In any other dog interaction, a decision would soon have been rendered. Open and shut.

But on November 1, the hearing officer rendered a “decision” to render no decision at all.

“The undersigned determined that the City and County of San Francisco does not have jurisdiction to render a decision in this matter because Fort Mason is National Park Service land,” Caywood wrote. “The undersigned does not have territorial jurisdiction to decide vicious and dangerous dog hearings when the underlying incident occurs on federal land.”

Since 2017, the vicious and dangerous dog unit has seen over 400 cases. There have been 12 cases in that period from Crissy Field, but SFPD did not include stats for Fort Mason, the Presidio or Fort Funston.

Virginia Donohue, the executive director of San Francisco Animal Care and Control, told me SFPD used to routinely deal with these matters on federal land. But one dog owner on the losing side of one of these decisions appealed it on the grounds that San Francisco had no jurisdiction on federal land, and won.

That led the City Attorney’s Office and National Park Service to start talks to formalize SFPD’s jurisdiction over dog attacks on federal land, but those talks are at a standstill.

“It basically just stalled,” Donohue told me.

Animal Care and Control still picks up strays on federal property. “On a practical basis, there’s a lost dog, you’ve gotta take the dog,” she said.

“I think it would be good to get resolved, but I think it’s in the Park Service’s court at this point,” she said.

City Attorney’s Office spokesperson John Cote agreed the feds are the ones holding the leash.

“San Francisco is happy to allow our federal partners to participate in our program for addressing dangerous dogs,” Cote said in a statement. “We are awaiting the federal government’s resolution of an internal concern. We cannot speculate on any timeline for finalizing an agreement.”

Repeated emails and phone calls I made to the National Park Service over the course of November went unanswered.

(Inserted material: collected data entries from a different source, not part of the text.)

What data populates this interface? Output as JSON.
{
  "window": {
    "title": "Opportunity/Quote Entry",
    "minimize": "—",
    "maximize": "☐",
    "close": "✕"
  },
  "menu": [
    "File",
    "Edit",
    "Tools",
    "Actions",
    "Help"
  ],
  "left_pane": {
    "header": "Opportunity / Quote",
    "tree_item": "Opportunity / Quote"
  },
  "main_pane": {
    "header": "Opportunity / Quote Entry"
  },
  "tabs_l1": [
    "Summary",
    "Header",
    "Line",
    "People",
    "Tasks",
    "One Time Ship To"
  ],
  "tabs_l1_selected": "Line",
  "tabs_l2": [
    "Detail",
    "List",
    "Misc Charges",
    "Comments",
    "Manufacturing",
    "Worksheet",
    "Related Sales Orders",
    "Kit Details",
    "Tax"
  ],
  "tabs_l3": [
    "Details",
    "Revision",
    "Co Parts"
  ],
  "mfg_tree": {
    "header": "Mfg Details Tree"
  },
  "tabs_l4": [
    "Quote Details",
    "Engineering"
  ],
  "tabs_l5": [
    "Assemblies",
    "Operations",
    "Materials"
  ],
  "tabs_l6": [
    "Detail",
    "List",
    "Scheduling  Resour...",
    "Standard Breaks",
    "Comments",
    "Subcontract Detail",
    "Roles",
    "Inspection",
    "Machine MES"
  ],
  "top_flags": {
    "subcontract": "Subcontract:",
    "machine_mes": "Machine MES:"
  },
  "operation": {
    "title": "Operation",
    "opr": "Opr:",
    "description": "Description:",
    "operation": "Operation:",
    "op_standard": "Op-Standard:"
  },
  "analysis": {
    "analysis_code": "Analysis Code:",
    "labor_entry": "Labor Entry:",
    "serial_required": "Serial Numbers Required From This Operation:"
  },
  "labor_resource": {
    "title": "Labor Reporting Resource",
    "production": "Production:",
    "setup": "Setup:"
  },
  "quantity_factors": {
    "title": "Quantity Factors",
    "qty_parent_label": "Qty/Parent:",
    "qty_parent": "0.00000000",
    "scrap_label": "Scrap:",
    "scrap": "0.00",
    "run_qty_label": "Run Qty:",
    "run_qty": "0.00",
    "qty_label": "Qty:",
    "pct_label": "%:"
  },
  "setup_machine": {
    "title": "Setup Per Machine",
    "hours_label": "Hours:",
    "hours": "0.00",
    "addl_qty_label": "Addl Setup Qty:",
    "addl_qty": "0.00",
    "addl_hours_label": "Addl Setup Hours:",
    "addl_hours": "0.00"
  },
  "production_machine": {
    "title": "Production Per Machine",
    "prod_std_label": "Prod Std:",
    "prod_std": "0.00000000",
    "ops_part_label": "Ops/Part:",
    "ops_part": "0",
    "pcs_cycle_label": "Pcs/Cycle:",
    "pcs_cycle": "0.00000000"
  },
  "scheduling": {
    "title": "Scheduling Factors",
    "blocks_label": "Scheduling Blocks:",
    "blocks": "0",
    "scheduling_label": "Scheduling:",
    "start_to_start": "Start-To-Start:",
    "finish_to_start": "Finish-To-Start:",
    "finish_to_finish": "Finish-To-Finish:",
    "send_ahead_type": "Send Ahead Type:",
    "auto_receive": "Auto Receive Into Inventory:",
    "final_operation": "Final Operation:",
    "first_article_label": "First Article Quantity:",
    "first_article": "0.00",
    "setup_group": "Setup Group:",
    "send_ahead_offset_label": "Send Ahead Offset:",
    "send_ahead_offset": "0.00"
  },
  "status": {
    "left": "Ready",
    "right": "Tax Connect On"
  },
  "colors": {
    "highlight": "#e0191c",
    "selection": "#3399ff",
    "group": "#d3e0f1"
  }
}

As for Rabkin, the process left her frustrated. While it is true, she has sought financial help with Bruno’s medical bills, any recompense from the golden retriever’s owner will ultimately only come from a civil lawsuit.

The point of the dog hearing, she said, was to simply put on-record that another dog attacked her own. If it happened again, only then would consequence for that golden retriever escalate.

“As far as I’m concerned, The City of San Francisco should want records of vicious dogs. The City should care that this gets logged in some way,” she said. “I was speechless.”

For now, that process is broken. The hearings meant to curb ferocious Fidos remain mired in governmental morass, tail wagging fruitlessly, with no resolution in sight.